I couldn't exactly know how and why the first statement behaves differently from the second one. Because I'm not allowed to see test cases which are used by the judge, it's a little hard for me to understand when the code can go wrong. Is there anybody who can explain to me? Thank you.

       * I'm using Java.

Answer 1

As far as I can tell, the result of these two expressions

(double)(M * 100) / N
(double) M / N * 100

is the same EXCEPT for floating point precision errors (and also for possible overflows, but let us ignore them here since both lines are susceptible to them, albeit in a different way). These errors COULD cause the values to be one slightly above or equal to an integer, and one slightly below the same integer, which would cause

(int)((double)(M * 100) / N)
(int)((double) M / N * 100)

to differ by one. In general, when dealing with floating point, you have more chances to get closer to the "real" value if you leave the division as the last operation.

There is one further consideration, which can get quite tricky: you have no parentheses around (double)M/N in your second line. This MIGHT give additional freedom to an optimizer, which could make the result dependent on the optimization level. I don't know whether this can happen in Java.
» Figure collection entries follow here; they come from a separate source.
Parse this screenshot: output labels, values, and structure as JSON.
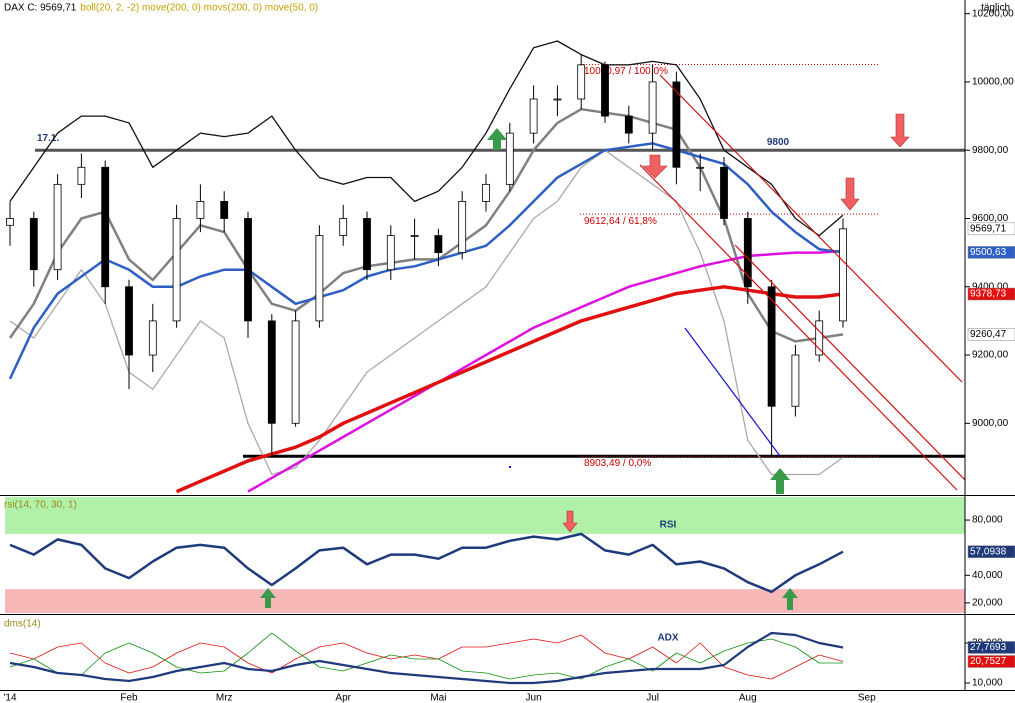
{
  "chart_data": [
    {
      "type": "candlestick",
      "title": "DAX C: 9569,71",
      "subtitle": "boll(20, 2, -2) move(200, 0) movs(200, 0) move(50, 0)",
      "period": "täglich",
      "ylim": [
        8790,
        10240
      ],
      "yticks": [
        {
          "value": 9000,
          "label": "9000,00"
        },
        {
          "value": 9200,
          "label": "9200,00"
        },
        {
          "value": 9400,
          "label": "9400,00"
        },
        {
          "value": 9600,
          "label": "9600,00"
        },
        {
          "value": 9800,
          "label": "9800,00"
        },
        {
          "value": 10000,
          "label": "10000,00"
        },
        {
          "value": 10200,
          "label": "10200,00"
        }
      ],
      "open": [
        9580,
        9600,
        9450,
        9700,
        9750,
        9400,
        9200,
        9300,
        9600,
        9650,
        9600,
        9300,
        9000,
        9300,
        9550,
        9600,
        9450,
        9550,
        9550,
        9500,
        9650,
        9700,
        9850,
        9950,
        9950,
        10050,
        9900,
        9850,
        10000,
        9750,
        9750,
        9600,
        9400,
        9050,
        9200,
        9300,
        null
      ],
      "high": [
        9650,
        9620,
        9730,
        9790,
        9770,
        9420,
        9350,
        9640,
        9700,
        9680,
        9620,
        9320,
        9330,
        9580,
        9640,
        9620,
        9580,
        9600,
        9570,
        9680,
        9730,
        9880,
        9990,
        9990,
        10080,
        10060,
        9930,
        10050,
        10030,
        9790,
        9780,
        9620,
        9420,
        9230,
        9330,
        9600,
        null
      ],
      "low": [
        9520,
        9400,
        9420,
        9660,
        9350,
        9100,
        9150,
        9280,
        9560,
        9560,
        9250,
        8903,
        8990,
        9280,
        9520,
        9420,
        9420,
        9480,
        9460,
        9480,
        9620,
        9680,
        9820,
        9900,
        9920,
        9880,
        9820,
        9800,
        9700,
        9680,
        9580,
        9350,
        8903,
        9020,
        9180,
        9280,
        null
      ],
      "close": [
        9600,
        9450,
        9700,
        9750,
        9400,
        9200,
        9300,
        9600,
        9650,
        9600,
        9300,
        9000,
        9300,
        9550,
        9600,
        9450,
        9550,
        9550,
        9500,
        9650,
        9700,
        9850,
        9950,
        9950,
        10050,
        9900,
        9850,
        10000,
        9750,
        9750,
        9600,
        9400,
        9050,
        9200,
        9300,
        9569.71,
        null
      ],
      "last_label": "9569,71",
      "color_up": "#ffffff",
      "color_down": "#000000",
      "series": [
        {
          "color": "#111111",
          "width": 1.3,
          "values": [
            9650,
            9750,
            9850,
            9900,
            9900,
            9880,
            9750,
            9800,
            9850,
            9840,
            9850,
            9900,
            9800,
            9720,
            9700,
            9720,
            9720,
            9650,
            9680,
            9750,
            9850,
            9980,
            10100,
            10120,
            10080,
            10050,
            10050,
            10060,
            10050,
            9950,
            9800,
            9750,
            9700,
            9600,
            9550,
            9610,
            null
          ]
        },
        {
          "color": "#aaaaaa",
          "width": 1.3,
          "values": [
            9300,
            9250,
            9350,
            9450,
            9350,
            9150,
            9100,
            9200,
            9300,
            9250,
            9000,
            8850,
            8870,
            8950,
            9050,
            9150,
            9200,
            9250,
            9300,
            9350,
            9400,
            9500,
            9600,
            9650,
            9750,
            9800,
            9750,
            9700,
            9650,
            9500,
            9300,
            8950,
            8850,
            8850,
            8850,
            8900,
            null
          ]
        },
        {
          "color": "#808080",
          "width": 2.5,
          "values": [
            9250,
            9350,
            9500,
            9600,
            9620,
            9480,
            9420,
            9500,
            9580,
            9560,
            9450,
            9350,
            9330,
            9380,
            9440,
            9460,
            9470,
            9480,
            9480,
            9530,
            9580,
            9680,
            9800,
            9880,
            9920,
            9910,
            9900,
            9880,
            9860,
            9750,
            9600,
            9380,
            9270,
            9240,
            9250,
            9260.47,
            null
          ],
          "last_label": "9260,47",
          "label_fill": "#ffffff",
          "label_text": "#000000"
        },
        {
          "color": "#e010e0",
          "width": 2.5,
          "values": [
            null,
            null,
            null,
            null,
            null,
            null,
            null,
            null,
            null,
            null,
            8800,
            8840,
            8880,
            8920,
            8960,
            9000,
            9040,
            9080,
            9120,
            9160,
            9200,
            9240,
            9280,
            9310,
            9340,
            9370,
            9400,
            9420,
            9440,
            9460,
            9475,
            9490,
            9495,
            9500,
            9500,
            9505,
            null
          ]
        },
        {
          "color": "#e01010",
          "width": 3.5,
          "values": [
            null,
            null,
            null,
            null,
            null,
            null,
            null,
            8800,
            8830,
            8860,
            8890,
            8910,
            8930,
            8960,
            9000,
            9030,
            9060,
            9090,
            9120,
            9150,
            9180,
            9210,
            9240,
            9270,
            9300,
            9320,
            9340,
            9360,
            9380,
            9390,
            9400,
            9390,
            9380,
            9370,
            9370,
            9378.73,
            null
          ],
          "last_label": "9378,73",
          "label_fill": "#e01010",
          "label_text": "#ffffff"
        },
        {
          "color": "#2e5fc4",
          "width": 2.5,
          "values": [
            9130,
            9280,
            9380,
            9430,
            9480,
            9450,
            9400,
            9400,
            9430,
            9450,
            9450,
            9400,
            9350,
            9370,
            9390,
            9430,
            9450,
            9460,
            9480,
            9500,
            9520,
            9580,
            9650,
            9720,
            9760,
            9800,
            9810,
            9820,
            9800,
            9780,
            9760,
            9700,
            9620,
            9560,
            9510,
            9500.63,
            null
          ],
          "last_label": "9500,63",
          "label_fill": "#2e5fc4",
          "label_text": "#ffffff"
        }
      ],
      "levels": [
        {
          "value": 9800,
          "label": "9800",
          "start_label": "17.1.",
          "color": "#555555",
          "style": "solid"
        },
        {
          "value": 8903.49,
          "color": "#000000",
          "style": "solid"
        },
        {
          "value": 10050.97,
          "label": "10050,97 / 100,0%",
          "color": "#cc0000",
          "style": "dotted"
        },
        {
          "value": 9612.64,
          "label": "9612,64 / 61,8%",
          "color": "#cc0000",
          "style": "dotted"
        },
        {
          "value": 8903.49,
          "label": "8903,49 / 0,0%",
          "color": "#cc0000",
          "style": "dotted"
        }
      ]
    },
    {
      "type": "line",
      "title": "rsi(14, 70, 30, 1)",
      "label": "RSI",
      "ylim": [
        12.7,
        96.7
      ],
      "yticks": [
        {
          "value": 20,
          "label": "20,000"
        },
        {
          "value": 40,
          "label": "40,000"
        },
        {
          "value": 80,
          "label": "80,000"
        }
      ],
      "bands": [
        {
          "from": 70,
          "to": 100,
          "color": "#b0f0a8"
        },
        {
          "from": 0,
          "to": 30,
          "color": "#f8b8b8"
        }
      ],
      "series": [
        {
          "color": "#1f3a7a",
          "width": 2.5,
          "values": [
            62,
            55,
            66,
            62,
            45,
            38,
            50,
            60,
            62,
            60,
            45,
            33,
            45,
            58,
            60,
            48,
            55,
            55,
            52,
            60,
            60,
            65,
            68,
            66,
            70,
            58,
            55,
            62,
            48,
            50,
            45,
            35,
            28,
            40,
            48,
            57.0938,
            null
          ],
          "last_label": "57,0938",
          "label_fill": "#1f3a7a",
          "label_text": "#ffffff"
        }
      ]
    },
    {
      "type": "line",
      "title": "dms(14)",
      "label": "ADX",
      "ylim": [
        6.5,
        43.5
      ],
      "yticks": [
        {
          "value": 10,
          "label": "10,000"
        },
        {
          "value": 30,
          "label": "30,000"
        }
      ],
      "categories": [
        "'14",
        null,
        null,
        null,
        null,
        "Feb",
        null,
        null,
        null,
        "Mrz",
        null,
        null,
        null,
        null,
        "Apr",
        null,
        null,
        null,
        "Mai",
        null,
        null,
        null,
        "Jun",
        null,
        null,
        null,
        null,
        "Jul",
        null,
        null,
        null,
        "Aug",
        null,
        null,
        null,
        null,
        "Sep"
      ],
      "series": [
        {
          "color": "#e01010",
          "width": 0.8,
          "values": [
            25,
            22,
            28,
            30,
            20,
            15,
            18,
            25,
            30,
            28,
            20,
            15,
            22,
            28,
            30,
            25,
            22,
            24,
            22,
            28,
            28,
            30,
            32,
            30,
            34,
            25,
            22,
            28,
            20,
            30,
            18,
            14,
            12,
            18,
            24,
            20.7527,
            null
          ],
          "last_label": "20,7527",
          "label_fill": "#e01010",
          "label_text": "#ffffff"
        },
        {
          "color": "#109010",
          "width": 0.8,
          "values": [
            18,
            22,
            15,
            14,
            25,
            30,
            25,
            18,
            15,
            16,
            25,
            35,
            26,
            18,
            16,
            20,
            24,
            22,
            22,
            16,
            15,
            12,
            14,
            15,
            12,
            18,
            22,
            16,
            25,
            20,
            26,
            30,
            32,
            28,
            20,
            20,
            null
          ]
        },
        {
          "color": "#1f3a7a",
          "width": 2.2,
          "values": [
            20,
            18,
            15,
            14,
            12,
            11,
            13,
            16,
            18,
            20,
            17,
            16,
            19,
            21,
            19,
            17,
            15,
            14,
            13,
            12,
            11,
            10,
            10,
            11,
            13,
            15,
            16,
            17,
            17,
            17,
            19,
            28,
            35,
            34,
            30,
            27.7693,
            null
          ],
          "last_label": "27,7693",
          "label_fill": "#1f3a7a",
          "label_text": "#ffffff"
        }
      ]
    }
  ]
}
As for the order of operations, I tried out this particular case in C (because that's quicker for me):

int i, j, k;
for (i = 1; i <= 100; i++) {
   j = (int)(((double)i / 100) * 100);
   if (i != j) {
      printf("%d -> %d\n", i, j);
   }
   k = (int)(((double)i * 100) / 100);
   if (i != k) {
      printf("%d ?? %d\n", i, k);
   }
}

and the output on my machine is

29 -> 28
57 -> 56
58 -> 57

Replacing 100 with 10000000 yields 587200 lines of the same kind (i.e., an error rate of 5.872%)